Milano, 08 February 2005

Banca Intesa’s Board of  Directors met today and verified also on the basis of the information provided by each interested party that nine Non-executive independent directors sit on the Board itself: Giovanni Ancarani, Francesco Arcucci, Benito Benedini, Giampio Bracchi, Alfonso Desiata, Giancarlo Forestieri, Paolo Fumagalli, Giangiacomo Nardozzi and Eugenio Pavarani.


Moreover, the Board formed an Internal Audit Committee setting forth that it is made up of three Non-executive directors, two of which at least are to be independent.


On first appointment three independent directors have been nominated to these posts: Pavarani (as chairman), Ancarani and Desiata.


In compliance with the recommendations contained in the Corporate governance code of listed companies the Committee - which will act in support of the Board of Directors   with analysis, advising and proposal tasks - will have in particular the following functions:

  • assisting the Board of Directors in setting the guidelines and periodically checking the adequacy and functioning of the internal auditing system, also ensuring that the main company risks (credit, financial and operational) are identified and properly managed, in coordination with the company functions involved;
  • assessing the work programme drawn up by the persons in charge of internal control and receive their periodical reports;  
  • assessing, together with the Head of Administration  and the external auditors, the adequacy of the accounting principles adopted and their uniformity with a view  to the preparation of the consolidated financial statements;
  • reporting to the Board on its activities and the adequacy of the internal auditing system at least once every six months, at the time the full and half-yearly financial statements are approved.
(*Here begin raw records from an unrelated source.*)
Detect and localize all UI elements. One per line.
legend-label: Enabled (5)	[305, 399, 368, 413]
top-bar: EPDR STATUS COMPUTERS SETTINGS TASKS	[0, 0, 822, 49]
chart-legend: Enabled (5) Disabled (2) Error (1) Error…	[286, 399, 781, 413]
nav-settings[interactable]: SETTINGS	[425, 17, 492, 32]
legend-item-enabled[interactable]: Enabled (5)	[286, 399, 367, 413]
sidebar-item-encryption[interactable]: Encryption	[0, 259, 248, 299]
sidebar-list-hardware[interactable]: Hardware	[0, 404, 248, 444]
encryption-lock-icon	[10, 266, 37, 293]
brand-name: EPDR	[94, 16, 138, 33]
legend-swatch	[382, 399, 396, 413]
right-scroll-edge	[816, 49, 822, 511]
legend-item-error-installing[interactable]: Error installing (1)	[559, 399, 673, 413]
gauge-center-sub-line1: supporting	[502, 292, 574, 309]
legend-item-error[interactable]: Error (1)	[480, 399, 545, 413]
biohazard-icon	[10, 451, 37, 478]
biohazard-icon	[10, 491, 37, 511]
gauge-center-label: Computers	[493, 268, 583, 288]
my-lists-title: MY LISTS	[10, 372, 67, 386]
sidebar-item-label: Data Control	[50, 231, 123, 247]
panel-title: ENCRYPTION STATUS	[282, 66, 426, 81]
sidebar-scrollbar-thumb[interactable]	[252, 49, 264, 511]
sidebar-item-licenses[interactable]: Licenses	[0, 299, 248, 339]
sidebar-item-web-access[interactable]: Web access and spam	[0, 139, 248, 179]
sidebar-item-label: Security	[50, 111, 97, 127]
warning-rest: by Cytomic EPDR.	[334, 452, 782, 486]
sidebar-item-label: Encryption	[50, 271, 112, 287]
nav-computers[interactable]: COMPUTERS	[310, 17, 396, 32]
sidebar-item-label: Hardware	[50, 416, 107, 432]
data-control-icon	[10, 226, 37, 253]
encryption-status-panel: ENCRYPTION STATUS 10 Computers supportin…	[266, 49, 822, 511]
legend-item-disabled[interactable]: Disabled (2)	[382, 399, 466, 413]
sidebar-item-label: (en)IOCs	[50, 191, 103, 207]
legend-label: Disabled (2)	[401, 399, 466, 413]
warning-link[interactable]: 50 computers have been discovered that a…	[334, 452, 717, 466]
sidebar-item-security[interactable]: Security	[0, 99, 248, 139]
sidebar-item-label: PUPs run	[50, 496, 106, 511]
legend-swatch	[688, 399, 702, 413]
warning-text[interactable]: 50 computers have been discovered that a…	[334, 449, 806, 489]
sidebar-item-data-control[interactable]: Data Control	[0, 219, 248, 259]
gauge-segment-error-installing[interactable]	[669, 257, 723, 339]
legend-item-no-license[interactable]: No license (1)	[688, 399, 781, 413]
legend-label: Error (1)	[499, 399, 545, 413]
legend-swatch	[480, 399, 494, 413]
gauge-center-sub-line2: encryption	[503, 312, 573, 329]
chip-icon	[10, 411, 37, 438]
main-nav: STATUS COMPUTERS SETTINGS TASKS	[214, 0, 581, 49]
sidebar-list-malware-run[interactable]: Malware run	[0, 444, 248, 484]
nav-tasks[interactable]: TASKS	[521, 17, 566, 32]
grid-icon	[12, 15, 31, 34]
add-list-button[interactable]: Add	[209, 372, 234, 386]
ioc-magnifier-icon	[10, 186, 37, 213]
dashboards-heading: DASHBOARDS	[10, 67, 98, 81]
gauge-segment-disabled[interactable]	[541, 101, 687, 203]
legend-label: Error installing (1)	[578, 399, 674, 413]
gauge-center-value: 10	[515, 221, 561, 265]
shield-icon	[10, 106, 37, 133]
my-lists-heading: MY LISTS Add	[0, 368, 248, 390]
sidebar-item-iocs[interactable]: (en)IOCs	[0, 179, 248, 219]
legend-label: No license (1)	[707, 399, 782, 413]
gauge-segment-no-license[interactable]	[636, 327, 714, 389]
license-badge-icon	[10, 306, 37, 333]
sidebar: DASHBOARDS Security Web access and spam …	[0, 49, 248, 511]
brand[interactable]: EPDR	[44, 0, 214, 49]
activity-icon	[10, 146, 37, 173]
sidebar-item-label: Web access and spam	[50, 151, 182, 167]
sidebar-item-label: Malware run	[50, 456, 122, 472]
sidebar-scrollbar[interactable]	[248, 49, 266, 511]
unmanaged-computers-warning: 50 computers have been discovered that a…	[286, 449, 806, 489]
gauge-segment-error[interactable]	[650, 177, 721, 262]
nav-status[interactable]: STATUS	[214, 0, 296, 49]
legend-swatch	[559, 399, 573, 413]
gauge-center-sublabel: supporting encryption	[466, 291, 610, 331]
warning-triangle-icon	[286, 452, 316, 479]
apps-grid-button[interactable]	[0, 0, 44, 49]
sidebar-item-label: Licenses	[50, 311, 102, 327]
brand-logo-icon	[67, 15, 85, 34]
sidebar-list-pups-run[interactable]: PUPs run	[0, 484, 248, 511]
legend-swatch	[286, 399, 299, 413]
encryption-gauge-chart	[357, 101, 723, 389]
The Committee can be consulted not only on evaluation of transactions with related parties but also on operations involving, directly or indirectly, conflicts of interest.
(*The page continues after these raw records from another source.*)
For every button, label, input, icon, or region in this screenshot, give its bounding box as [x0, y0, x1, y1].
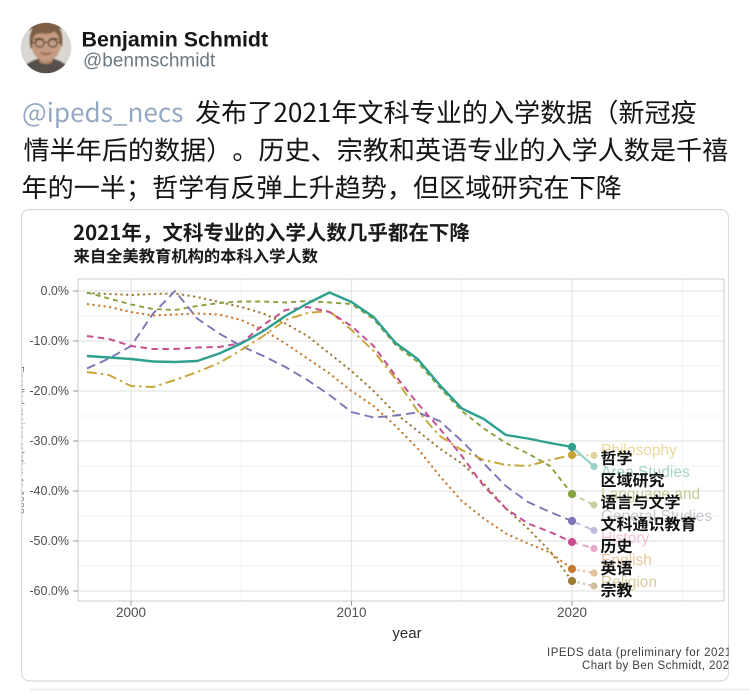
svg-text:-50.0%: -50.0% [29, 534, 69, 548]
svg-text:Enrolled majors relative to 19: Enrolled majors relative to 1998 [14, 366, 26, 514]
svg-text:2000: 2000 [116, 605, 146, 620]
svg-text:Chart by Ben Schmidt, 2021 (@b: Chart by Ben Schmidt, 2021 (@be [582, 660, 750, 672]
svg-text:-40.0%: -40.0% [29, 484, 69, 498]
svg-text:-10.0%: -10.0% [29, 334, 69, 348]
svg-text:-60.0%: -60.0% [29, 584, 69, 598]
svg-text:-30.0%: -30.0% [29, 434, 69, 448]
svg-text:IPEDS data (preliminary for 20: IPEDS data (preliminary for 2021) [547, 647, 736, 659]
svg-text:Area Studies: Area Studies [601, 464, 690, 481]
svg-text:-20.0%: -20.0% [29, 384, 69, 398]
svg-text:0.0%: 0.0% [41, 284, 70, 298]
svg-text:@benmschmidt: @benmschmidt [83, 51, 216, 72]
svg-text:English: English [601, 552, 652, 569]
svg-text:Language and: Language and [601, 486, 700, 503]
svg-text:year: year [392, 625, 421, 642]
svg-text:2010: 2010 [336, 605, 366, 620]
svg-text:Benjamin Schmidt: Benjamin Schmidt [82, 28, 269, 52]
svg-text:2020: 2020 [557, 605, 587, 620]
svg-text:Philosophy: Philosophy [601, 442, 677, 459]
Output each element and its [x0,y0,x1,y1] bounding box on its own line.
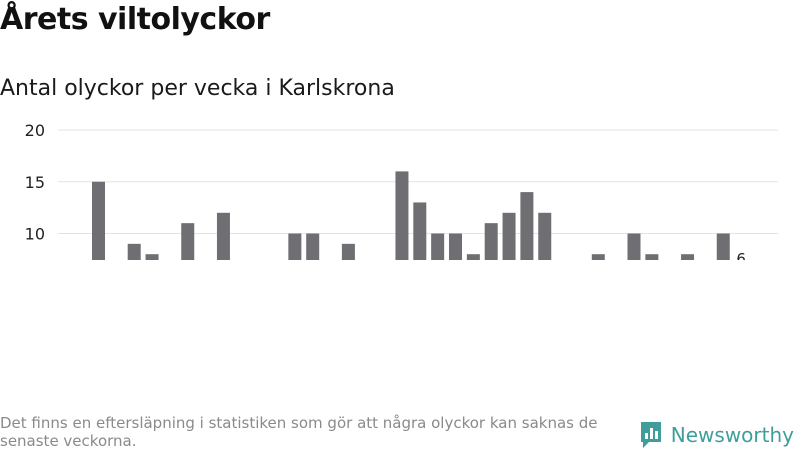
y-tick-label: 10 [25,225,45,244]
bar [288,233,302,260]
bar [306,233,320,260]
y-tick-label: 15 [25,173,45,192]
bar [484,223,498,260]
bar [181,223,195,260]
bar [395,171,409,260]
y-tick-label: 20 [25,121,45,140]
bar [681,254,695,260]
bar [716,233,730,260]
bar [216,212,230,260]
bar [645,254,659,260]
bar [341,243,355,260]
bar [502,212,516,260]
bar [449,233,462,260]
bar [627,233,641,260]
bar [466,254,480,260]
bar [520,192,534,260]
chart-title: Årets viltolyckor [0,2,270,37]
bar [538,212,552,260]
chart-subtitle: Antal olyckor per vecka i Karlskrona [0,76,395,101]
bar [92,181,105,260]
bar-chart: 051015206jan.feb.marsapr.majjunijuliaug.… [25,121,778,260]
bar [431,233,445,260]
bar-value-label: 6 [736,250,746,260]
newsworthy-brand[interactable]: Newsworthy [639,420,794,450]
footnote: Det finns en eftersläpning i statistiken… [0,414,598,450]
bar [145,254,159,260]
bar [127,243,141,260]
newsworthy-logo-icon [640,422,661,448]
bar [413,202,427,260]
bar [591,254,605,260]
brand-name: Newsworthy [670,423,794,447]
The Chairman of the Statutory Auditors or another Auditor appointed by the former and the Head of Internal auditing will take part in the Committee meetings. Moreover the Managing Director and other Managers can be asked to join the Committee meetings depending on the issues on the agenda.


The Internal Audit Committee has also been attributed tasks and functions of the Supervisory Bodies pursuant to Legislative Decree 231/2001 concerning the administrative responsibility of companies.